UCT’s Benatar slates ‘distorting responses’
The publisher of The Journalist, Zubeida Jaffer, last week entered the fray following a public spat between two UCT academics, David Benatar and Xolile Mangcu, over issues of transformation and decolonization at the university. The pieces have appeared on the pages of the Cape Times, including this response from professor Benatar to the piece authored by Jaffer.
Thank you for your open letter. The civil and temperate tone of your communication is a welcome change. However, I am saddened that Professor Mangcu has so muddied the waters with his misrepresentation of my views that you appear to be taking issue with me on a general point on which you and I do not seem to disagree.
In my original Cape Times piece on decolonizing the university, I explicitly endorsed the inclusion of African content in the curriculum. What I did, though, was place some nuanced qualifications on that widely accepted idea. For instance, I said that not all disciplines lend themselves equally well to the introduction of African content. In the case of Philosophy, I said that the methodologies of this discipline were imports and thus even if they were applied to African content, a kind of “colonizing” would still be taking place.
This does not mean that there is no scope for African content. From the distorting responses to my article, readers of the Cape Times may have the impression that the Philosophy Department at UCT has a curriculum thoroughly detached from the continent in which it is located. That is simply not so.
Our teaching in Applied Ethics, Business Ethics and Bioethics all draws on local issues and contexts, even though that is not the exclusive focus. Even courses in more theoretical areas of philosophy have sometimes drawn connections with the local context.

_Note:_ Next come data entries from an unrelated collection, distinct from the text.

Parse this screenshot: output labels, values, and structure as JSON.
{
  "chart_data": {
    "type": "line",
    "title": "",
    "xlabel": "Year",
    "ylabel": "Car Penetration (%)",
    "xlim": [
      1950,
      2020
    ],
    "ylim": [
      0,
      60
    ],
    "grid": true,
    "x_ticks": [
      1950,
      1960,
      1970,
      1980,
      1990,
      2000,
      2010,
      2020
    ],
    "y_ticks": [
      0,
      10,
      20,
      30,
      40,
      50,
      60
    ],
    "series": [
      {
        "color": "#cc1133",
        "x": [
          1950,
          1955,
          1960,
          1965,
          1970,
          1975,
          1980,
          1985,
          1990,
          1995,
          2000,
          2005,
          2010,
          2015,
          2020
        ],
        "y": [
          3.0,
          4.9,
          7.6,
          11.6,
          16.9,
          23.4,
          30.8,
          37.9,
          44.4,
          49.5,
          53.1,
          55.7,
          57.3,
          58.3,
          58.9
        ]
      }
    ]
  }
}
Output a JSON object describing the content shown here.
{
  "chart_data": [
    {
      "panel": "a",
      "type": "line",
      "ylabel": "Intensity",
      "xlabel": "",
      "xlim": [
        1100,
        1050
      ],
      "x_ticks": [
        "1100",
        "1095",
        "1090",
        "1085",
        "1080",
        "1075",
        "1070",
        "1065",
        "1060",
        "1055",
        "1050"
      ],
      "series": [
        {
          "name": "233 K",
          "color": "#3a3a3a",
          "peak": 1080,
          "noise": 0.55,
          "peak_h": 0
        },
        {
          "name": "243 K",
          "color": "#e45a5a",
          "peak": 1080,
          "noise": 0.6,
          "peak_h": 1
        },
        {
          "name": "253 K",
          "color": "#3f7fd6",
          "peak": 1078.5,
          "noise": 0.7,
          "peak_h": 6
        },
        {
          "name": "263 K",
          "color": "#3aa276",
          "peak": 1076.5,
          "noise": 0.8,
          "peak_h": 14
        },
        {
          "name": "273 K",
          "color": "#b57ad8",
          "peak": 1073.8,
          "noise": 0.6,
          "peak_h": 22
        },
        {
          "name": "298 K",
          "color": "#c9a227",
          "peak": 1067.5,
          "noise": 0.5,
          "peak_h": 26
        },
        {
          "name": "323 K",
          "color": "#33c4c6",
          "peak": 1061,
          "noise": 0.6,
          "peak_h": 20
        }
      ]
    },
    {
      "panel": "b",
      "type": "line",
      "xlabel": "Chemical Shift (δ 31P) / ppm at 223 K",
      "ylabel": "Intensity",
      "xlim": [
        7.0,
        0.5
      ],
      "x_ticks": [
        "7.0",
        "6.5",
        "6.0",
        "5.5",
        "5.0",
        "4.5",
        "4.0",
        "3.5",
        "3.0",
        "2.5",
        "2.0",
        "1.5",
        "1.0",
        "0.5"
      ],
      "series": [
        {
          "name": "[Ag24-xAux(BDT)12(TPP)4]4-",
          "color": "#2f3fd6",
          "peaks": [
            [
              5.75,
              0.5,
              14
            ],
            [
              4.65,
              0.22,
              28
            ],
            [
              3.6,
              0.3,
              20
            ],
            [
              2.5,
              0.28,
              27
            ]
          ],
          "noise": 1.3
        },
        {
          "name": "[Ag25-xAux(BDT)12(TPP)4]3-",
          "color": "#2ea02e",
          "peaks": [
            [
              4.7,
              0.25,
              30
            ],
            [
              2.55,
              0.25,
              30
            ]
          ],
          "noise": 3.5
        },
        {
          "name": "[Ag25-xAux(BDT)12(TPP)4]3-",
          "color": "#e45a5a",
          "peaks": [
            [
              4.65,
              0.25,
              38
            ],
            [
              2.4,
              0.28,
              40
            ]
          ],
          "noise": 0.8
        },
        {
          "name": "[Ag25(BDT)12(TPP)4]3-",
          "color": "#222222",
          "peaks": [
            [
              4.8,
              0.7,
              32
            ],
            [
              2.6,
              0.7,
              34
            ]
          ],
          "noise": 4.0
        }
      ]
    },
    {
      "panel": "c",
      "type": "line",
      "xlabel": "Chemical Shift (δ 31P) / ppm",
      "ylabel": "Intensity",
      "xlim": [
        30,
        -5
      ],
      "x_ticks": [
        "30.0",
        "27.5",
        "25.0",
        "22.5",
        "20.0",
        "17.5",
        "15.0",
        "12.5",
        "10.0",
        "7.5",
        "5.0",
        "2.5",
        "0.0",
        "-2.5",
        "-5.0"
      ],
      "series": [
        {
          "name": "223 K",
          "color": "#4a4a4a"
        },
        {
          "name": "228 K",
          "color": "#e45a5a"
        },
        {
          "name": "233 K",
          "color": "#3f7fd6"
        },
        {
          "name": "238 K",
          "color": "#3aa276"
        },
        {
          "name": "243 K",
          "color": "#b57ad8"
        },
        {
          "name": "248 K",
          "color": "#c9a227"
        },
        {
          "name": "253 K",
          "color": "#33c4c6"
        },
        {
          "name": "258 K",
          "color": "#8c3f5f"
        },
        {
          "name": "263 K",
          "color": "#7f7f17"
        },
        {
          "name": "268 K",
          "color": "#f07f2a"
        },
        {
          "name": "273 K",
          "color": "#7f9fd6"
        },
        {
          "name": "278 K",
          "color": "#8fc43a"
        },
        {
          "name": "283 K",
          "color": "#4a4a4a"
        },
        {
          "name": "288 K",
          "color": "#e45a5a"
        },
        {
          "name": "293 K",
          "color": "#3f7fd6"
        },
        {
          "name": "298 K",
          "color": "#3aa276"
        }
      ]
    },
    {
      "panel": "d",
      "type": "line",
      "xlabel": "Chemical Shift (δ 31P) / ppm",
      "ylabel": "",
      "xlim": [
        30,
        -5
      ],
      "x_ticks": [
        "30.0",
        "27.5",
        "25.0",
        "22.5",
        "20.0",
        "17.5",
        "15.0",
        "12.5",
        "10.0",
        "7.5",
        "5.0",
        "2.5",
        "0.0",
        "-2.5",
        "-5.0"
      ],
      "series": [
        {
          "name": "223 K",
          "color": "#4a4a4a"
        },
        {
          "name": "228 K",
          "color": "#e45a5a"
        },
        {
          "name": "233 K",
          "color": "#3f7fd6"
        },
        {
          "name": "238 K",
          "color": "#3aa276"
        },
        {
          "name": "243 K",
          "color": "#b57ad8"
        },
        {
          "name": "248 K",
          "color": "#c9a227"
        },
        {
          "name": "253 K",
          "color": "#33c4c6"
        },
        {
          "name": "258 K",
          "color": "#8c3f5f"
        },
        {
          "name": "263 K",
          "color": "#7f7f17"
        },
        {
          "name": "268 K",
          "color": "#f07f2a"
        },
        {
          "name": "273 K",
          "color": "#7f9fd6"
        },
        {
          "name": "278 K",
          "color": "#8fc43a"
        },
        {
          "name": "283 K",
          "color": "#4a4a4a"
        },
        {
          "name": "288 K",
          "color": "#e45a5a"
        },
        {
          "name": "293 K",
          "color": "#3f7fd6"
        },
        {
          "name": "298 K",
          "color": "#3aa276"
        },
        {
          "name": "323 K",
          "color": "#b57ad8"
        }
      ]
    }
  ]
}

We also offer a course on the Philosophy of Race in which African thinkers, and thinkers of African origin feature prominently. This is a relatively new course, but over the years we have run other courses with special local interest. For a few years from 1990 a course entitled “Philosophy in a South African Context” was offered, and African Philosophy was taught for a while.
Our teaching offerings do change over the years and this is partly a function of staff research and teaching interests. (For example, we offered a course in the Philosophy of Religion for many years, but no longer do so, although some philosophy of religion features in other courses.)
In response to this it might be asked why we have not hired new staff members who are interested in teaching a course in African Philosophy, for example. The reasons are complex, but here is some background.
First, had I relied on UCT’s “wisdom” about the teaching of philosophy, UCT would not now have a Philosophy Department at all. I returned to South Africa in 1997 to take up a lectureship in the small Philosophy Department. A few years later, as departing staff members were not replaced, I found myself the sole permanent member of the Department. The University attempted to “merge” the Philosophy Department with the Political Studies Department. Given the differential size of the two departments, this would have been a take-over rather than a merger. The future of a robust Philosophy curriculum would have been in serious jeopardy.
When the Vice-Chancellor at the time was publicly confronted about the prospect of a University without a Philosophy Department, she said that the university could not excel in every area. I refused to accept that Philosophy at UCT should be doomed and succeeded in resisting the “merger”. In the approximately 15 years since then, the department has steadily grown. We now have eight academics in permanent posts teaching in excess of 2 500 students each year. We do have teaching assistants, but an eight-member Philosophy department, while not unusual in South Africa, is exceptionally small by the standards of quality tertiary institutions abroad. It is also small in comparison with most departments at UCT. Yet we have produced exceptional students. One marker of this is that our Honours and Masters graduates have been admitted to masters and doctoral programmes in the world’s finest universities. Others have become top students in their LLB classes.
Thus our size has been one impediment to broadening the range of our courses. As we have grown we have been able to expand our range of offerings, including the Philosophy of Race.
Another problem is recruiting philosophers who have research and teaching interests in areas in which we would like to grow. African Philosophy, like Bioethics (one of my areas of interest), is a branch of philosophy in which plenty of academically inferior work is done. This is not to say that there are no excellent philosophers working in these areas, but given the relative dearth of them, they are harder to find and hire. We came close on a few occasions to hiring a second specialist in Bioethics, an area in which we have a serious need for growth, but each time the successful applicants had other, more attractive options. We have declined opportunities to hire bioethicists whom we believe are not up to standard.
It is very easy for the uninformed and the malicious – and I am certainly not referring here to you – to respond inappropriately to my careful comments about “transformation”, “decolonization” and “Africanisation”. They misconstrue my comments, rush to judgment, assume the worst about me, and spew forth inflammatory and scurrilous demagoguery that is, quite frankly, irresponsible and dangerous. Instead of having made this debate personal, they should have focused on what I actually said, and engaged with its nuances. While I do not agree with everything you wrote, perhaps your polite letter will set them an example in good-mannered engagement.